0

When we run models/syntaxnet/$ echo "sentence to parse" | ./syntaxnet/demo.sh, which specific tensor does receive "sentence to parse"?

I made a SyntaxNet server (AWS, django) to help my other conversational tasks. Every time I send a sentence query to my server, it takes around 3.5 seconds to get parsed sentences back.

This is not a fast enough for my task. So I tried to find where is bottleneck. I found import tensorflow as tf takes 0.8sec , and it actually takes 1.6 seconds (2*0.8 seconds) since SyntaxNet has two steps (POS tagging and parsing), even before it loads parameters and builds graphs.
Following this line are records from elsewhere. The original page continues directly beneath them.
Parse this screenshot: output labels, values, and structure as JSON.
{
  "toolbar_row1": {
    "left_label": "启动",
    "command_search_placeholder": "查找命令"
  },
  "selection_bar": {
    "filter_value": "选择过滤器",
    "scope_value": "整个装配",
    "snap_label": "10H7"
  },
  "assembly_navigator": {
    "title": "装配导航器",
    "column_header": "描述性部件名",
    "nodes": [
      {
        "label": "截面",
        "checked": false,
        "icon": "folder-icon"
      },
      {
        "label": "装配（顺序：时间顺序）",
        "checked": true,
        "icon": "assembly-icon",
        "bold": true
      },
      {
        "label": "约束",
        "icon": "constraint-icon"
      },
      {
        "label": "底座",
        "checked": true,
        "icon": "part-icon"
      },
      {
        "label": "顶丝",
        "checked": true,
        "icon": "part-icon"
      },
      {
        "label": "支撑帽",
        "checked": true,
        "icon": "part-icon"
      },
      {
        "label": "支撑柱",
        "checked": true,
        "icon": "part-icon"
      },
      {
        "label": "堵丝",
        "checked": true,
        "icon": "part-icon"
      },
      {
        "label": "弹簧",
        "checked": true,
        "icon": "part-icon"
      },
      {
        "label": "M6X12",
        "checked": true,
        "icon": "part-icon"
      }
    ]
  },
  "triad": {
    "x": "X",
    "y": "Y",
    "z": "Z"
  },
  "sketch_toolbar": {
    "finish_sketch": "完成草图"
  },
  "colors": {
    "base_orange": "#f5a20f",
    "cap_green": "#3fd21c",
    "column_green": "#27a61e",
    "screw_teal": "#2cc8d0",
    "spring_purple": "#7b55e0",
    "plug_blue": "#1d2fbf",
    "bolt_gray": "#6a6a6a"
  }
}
I want my server always 'awake' and ready to parse sentence with pre-loaded graphs and parameters. So I try to tweak SyntaxNet to work as below. The session receives user input continuously by input() and prints calculated tensor and never turns off.

import tensorflow as tf
def multiplication(sess):
    x1 = int(input())
    matrix1 = tf.constant([[x1, x1]]
    matrix2 = tf.constant([[2],[2]])
    product = sess.run([tf.matmul(matrix1, matrix2)])   
    return product
with tf.Session() as sess:
    while True:
        print(multiplication(sess))
------------------------------------------
1
[array([[4]], dtype=int32)]
2
[array([[8]], dtype=int32)]
3
[array([[12]], dtype=int32)]

However, I cannot where to implement input() part. when we run models/syntaxnet/$ echo "sentence to parse" | ./syntaxnet/demo.sh, how does demo.sh receive stdin? In other words, where does "sentence to parse" go? I couldn't find any read inside the bash script.

So I just directly ran parser_eval by

python bazel-bin/syntaxnet/parser_eval \
  --input=stdin \
  --output=stdout-conll \
  --hidden_layer_sizes=64 \
  --arg_prefix=brain_tagger \
  --graph_builder=structured \
  --task_context=syntaxnet/models/parsey_mcparseface/context.pbtxt \
  --model_path=syntaxnet/models/parsey_mcparseface/tagger-params \
  --slim_model \
  --batch_size=1024 \
  --alsologtostderr \

and tried to find where does the python file syntaxnet/parser_eval.py receive input.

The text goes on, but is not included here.